New research reveals activation mechanism of Thoeris antiviral defense system

Senior Researcher Dr. Giedrė Tamulaitienė and colleagues from Vilnius University Life Sciences Center (VU LSC), in collaboration with the researchers from Weizmann Institute of Sciences (Israel), revealed an activation mechanism of the Thoeris antiviral defense system effector.

The article, "Activation of Thoeris antiviral system via SIR2 effector filament assembly," was published in Nature. Scientists have determined the structure of the previously unknown active SIR2 effector of the bacterial defense system Thoeris (named after the Egyptian goddess who protects childbirth and fertility) and proposed an activation mechanism.

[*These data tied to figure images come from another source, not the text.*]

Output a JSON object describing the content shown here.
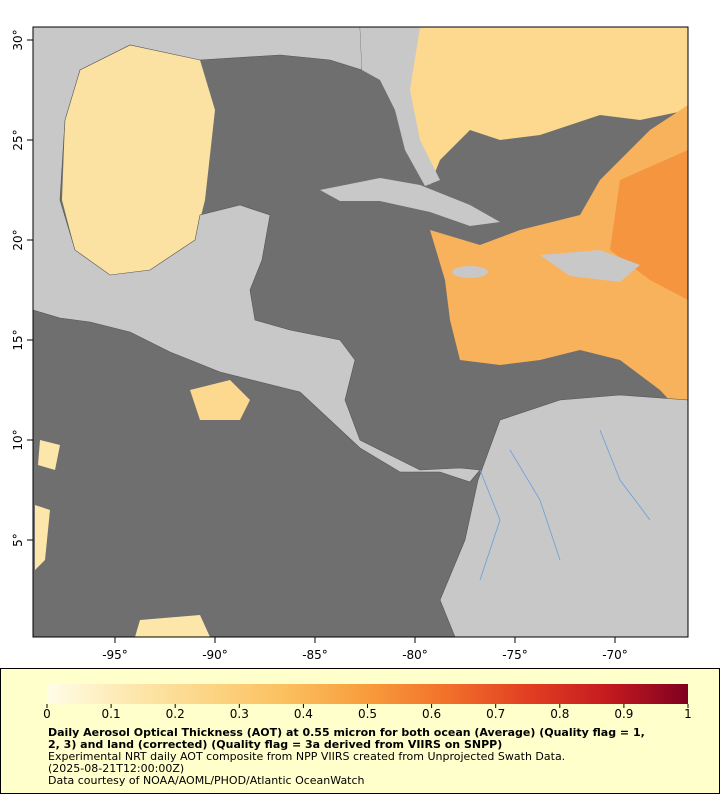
{
  "map": {
    "xlim": [
      -99.1,
      -66.35
    ],
    "ylim": [
      0.15,
      30.65
    ],
    "xticks": [
      {
        "value": -95,
        "label": "-95°"
      },
      {
        "value": -90,
        "label": "-90°"
      },
      {
        "value": -85,
        "label": "-85°"
      },
      {
        "value": -80,
        "label": "-80°"
      },
      {
        "value": -75,
        "label": "-75°"
      },
      {
        "value": -70,
        "label": "-70°"
      }
    ],
    "yticks": [
      {
        "value": 5,
        "label": "5°"
      },
      {
        "value": 10,
        "label": "10°"
      },
      {
        "value": 15,
        "label": "15°"
      },
      {
        "value": 20,
        "label": "20°"
      },
      {
        "value": 25,
        "label": "25°"
      },
      {
        "value": 30,
        "label": "30°"
      }
    ]
  },
  "colorbar": {
    "range": [
      0,
      1
    ],
    "ticks": [
      0,
      0.1,
      0.2,
      0.3,
      0.4,
      0.5,
      0.6,
      0.7,
      0.8,
      0.9,
      1
    ],
    "colors": [
      "#fffde8",
      "#fde9b0",
      "#fcd585",
      "#fbbf5e",
      "#f89c3c",
      "#f2702a",
      "#e23f22",
      "#c41a1f",
      "#7f0020"
    ]
  },
  "caption": {
    "title_lines": [
      "Daily Aerosol Optical Thickness (AOT) at 0.55 micron for both ocean (Average) (Quality flag = 1,",
      "2, 3) and land (corrected) (Quality flag = 3a derived from VIIRS on SNPP)"
    ],
    "lines": [
      "Experimental NRT daily AOT composite from NPP VIIRS created from Unprojected Swath Data.",
      "(2025-08-21T12:00:00Z)",
      "Data courtesy of NOAA/AOML/PHOD/Atlantic OceanWatch"
    ]
  }
}
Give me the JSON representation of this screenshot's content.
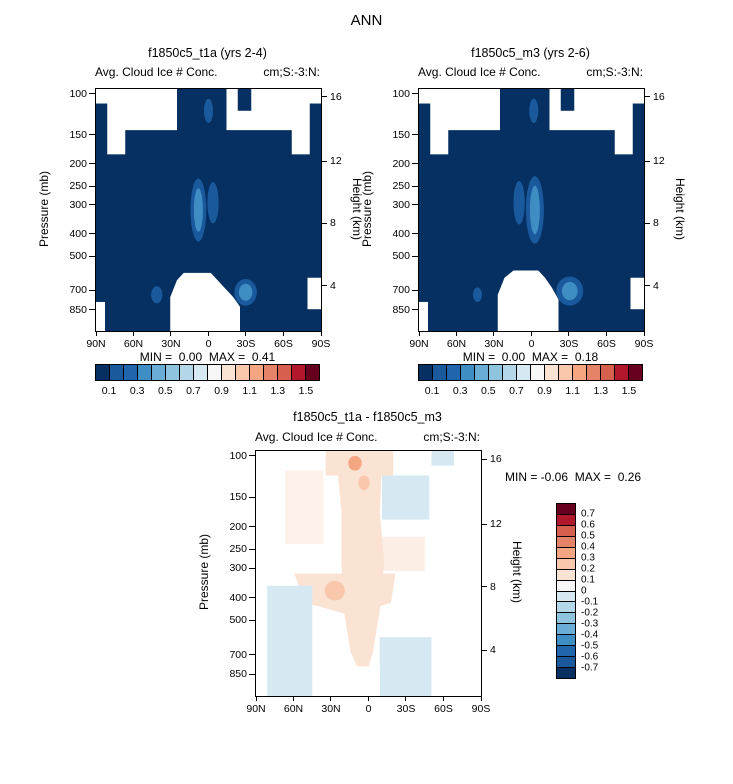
{
  "page": {
    "title": "ANN"
  },
  "chart_data": [
    {
      "type": "heatmap",
      "panel": "top-left",
      "title": "f1850c5_t1a (yrs 2-4)",
      "subtitle_left": "Avg. Cloud Ice # Conc.",
      "subtitle_right": "cm;S:-3:N:",
      "ylabel_left": "Pressure (mb)",
      "ylabel_right": "Height (km)",
      "y_ticks_left": [
        "100",
        "150",
        "200",
        "250",
        "300",
        "400",
        "500",
        "700",
        "850"
      ],
      "y_ticks_right": [
        "16",
        "12",
        "8",
        "4"
      ],
      "x_ticks": [
        "90N",
        "60N",
        "30N",
        "0",
        "30S",
        "60S",
        "90S"
      ],
      "y_scale": "log pressure 100-1000 mb",
      "min": 0.0,
      "max": 0.41,
      "stats": "MIN =  0.00  MAX =  0.41",
      "colorbar": {
        "orientation": "horizontal",
        "labels": [
          "0.1",
          "0.3",
          "0.5",
          "0.7",
          "0.9",
          "1.1",
          "1.3",
          "1.5"
        ],
        "levels": [
          0.1,
          0.2,
          0.3,
          0.4,
          0.5,
          0.6,
          0.7,
          0.8,
          0.9,
          1.0,
          1.1,
          1.2,
          1.3,
          1.4,
          1.5
        ],
        "colors": [
          "#053061",
          "#1a5a9c",
          "#2166ac",
          "#3e8ec4",
          "#6aaed6",
          "#8ec4de",
          "#b4d6e9",
          "#d6e8f1",
          "#f7f7f7",
          "#fbe3d4",
          "#f9c7ab",
          "#f4a582",
          "#e58368",
          "#d6604d",
          "#b2182b",
          "#67001f"
        ]
      },
      "field_notes": "Nearly uniform lowest contour (dark blue < 0.1); lighter-blue maxima in tropical mid-troposphere (250-450 mb) and near 700 mb; white = missing data at high-latitude upper levels and below ~700 mb in the tropics."
    },
    {
      "type": "heatmap",
      "panel": "top-right",
      "title": "f1850c5_m3 (yrs 2-6)",
      "subtitle_left": "Avg. Cloud Ice # Conc.",
      "subtitle_right": "cm;S:-3:N:",
      "ylabel_left": "Pressure (mb)",
      "ylabel_right": "Height (km)",
      "y_ticks_left": [
        "100",
        "150",
        "200",
        "250",
        "300",
        "400",
        "500",
        "700",
        "850"
      ],
      "y_ticks_right": [
        "16",
        "12",
        "8",
        "4"
      ],
      "x_ticks": [
        "90N",
        "60N",
        "30N",
        "0",
        "30S",
        "60S",
        "90S"
      ],
      "y_scale": "log pressure 100-1000 mb",
      "min": 0.0,
      "max": 0.18,
      "stats": "MIN =  0.00  MAX =  0.18",
      "colorbar": {
        "orientation": "horizontal",
        "labels": [
          "0.1",
          "0.3",
          "0.5",
          "0.7",
          "0.9",
          "1.1",
          "1.3",
          "1.5"
        ],
        "levels": [
          0.1,
          0.2,
          0.3,
          0.4,
          0.5,
          0.6,
          0.7,
          0.8,
          0.9,
          1.0,
          1.1,
          1.2,
          1.3,
          1.4,
          1.5
        ],
        "colors": [
          "#053061",
          "#1a5a9c",
          "#2166ac",
          "#3e8ec4",
          "#6aaed6",
          "#8ec4de",
          "#b4d6e9",
          "#d6e8f1",
          "#f7f7f7",
          "#fbe3d4",
          "#f9c7ab",
          "#f4a582",
          "#e58368",
          "#d6604d",
          "#b2182b",
          "#67001f"
        ]
      },
      "field_notes": "Same layout as left panel; uniform dark-blue field with lighter-blue maxima near the tropical mid-troposphere and ~700 mb southern tropics."
    },
    {
      "type": "heatmap",
      "panel": "bottom-difference",
      "title": "f1850c5_t1a - f1850c5_m3",
      "subtitle_left": "Avg. Cloud Ice # Conc.",
      "subtitle_right": "cm;S:-3:N:",
      "ylabel_left": "Pressure (mb)",
      "ylabel_right": "Height (km)",
      "y_ticks_left": [
        "100",
        "150",
        "200",
        "250",
        "300",
        "400",
        "500",
        "700",
        "850"
      ],
      "y_ticks_right": [
        "16",
        "12",
        "8",
        "4"
      ],
      "x_ticks": [
        "90N",
        "60N",
        "30N",
        "0",
        "30S",
        "60S",
        "90S"
      ],
      "y_scale": "log pressure 100-1000 mb",
      "min": -0.06,
      "max": 0.26,
      "stats": "MIN = -0.06  MAX =  0.26",
      "colorbar": {
        "orientation": "vertical",
        "labels": [
          "0.7",
          "0.6",
          "0.5",
          "0.4",
          "0.3",
          "0.2",
          "0.1",
          "0",
          "-0.1",
          "-0.2",
          "-0.3",
          "-0.4",
          "-0.5",
          "-0.6",
          "-0.7"
        ],
        "levels": [
          0.7,
          0.6,
          0.5,
          0.4,
          0.3,
          0.2,
          0.1,
          0,
          -0.1,
          -0.2,
          -0.3,
          -0.4,
          -0.5,
          -0.6,
          -0.7
        ],
        "colors": [
          "#67001f",
          "#b2182b",
          "#d6604d",
          "#e58368",
          "#f4a582",
          "#f9c7ab",
          "#fbe3d4",
          "#f7f7f7",
          "#d6e8f1",
          "#b4d6e9",
          "#8ec4de",
          "#6aaed6",
          "#3e8ec4",
          "#2166ac",
          "#1a5a9c",
          "#053061"
        ]
      },
      "field_notes": "Mostly near-zero (white); weak positive (pale orange) band in tropical column, weak negative (pale blue) patches in southern upper levels, lower-left and lower-right; small stronger positive spots near tropopause."
    }
  ]
}
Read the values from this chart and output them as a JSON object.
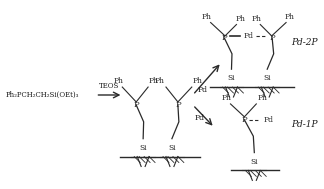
{
  "bg_color": "#ffffff",
  "line_color": "#2a2a2a",
  "text_color": "#1a1a1a",
  "figsize": [
    3.24,
    1.89
  ],
  "dpi": 100,
  "left_label": "Ph₂PCH₂CH₂Si(OEt)₃",
  "arrow_label": "TEOS",
  "pd2p_label": "Pd-2P",
  "pd1p_label": "Pd-1P",
  "pd_label": "Pd"
}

In addition to the well-known gene and genome scissors—restriction-modification and CRISPR-Cas systems—more than 100 different bacterial antiviral defense systems have been discovered. A group of scientists led by Dr. G. Tamulaitienė is studying the Thoeris bacterial defense system that consists of the TIR protein sensor and SIR2 effector protein.

When the TIR sensor protein senses a viral infection, it sends a message—and synthesizes a unique small molecule called gcADPR. This messenger molecule is recognized by another protein of the Thoeris system, the effector SIR2 protein, which begins to degrade the molecule cofactor NAD, which is essential for the survival and reproduction of bacteria.

In this way, the infected bacterium surrenders—it dies before the virus can replicate, but this gives neighboring bacteria the ability to survive, thus preserving their population.

Until now, it was not known how the Thoeris effector reads the message and turns on its activity. Using cryogenic electron microscopy, scientists at Vilnius University determined the structure of the active effector and showed that, when it binds the molecule produced by the sensor, the SIR2 effector forms a long polymer–helical filament. The filament structure stabilizes the active center of the effector and ensures effective degradation of the NAD molecule.

"Some other bacterial antiviral systems also form filaments, but their biological significance was unknown until now. We have shown that filament formation helps to ensure a switch-like response: only when a certain level of virus signal is reached, the effector activity is switched on, and leads to bacterial death," says Dr. G. Tamulaitienė.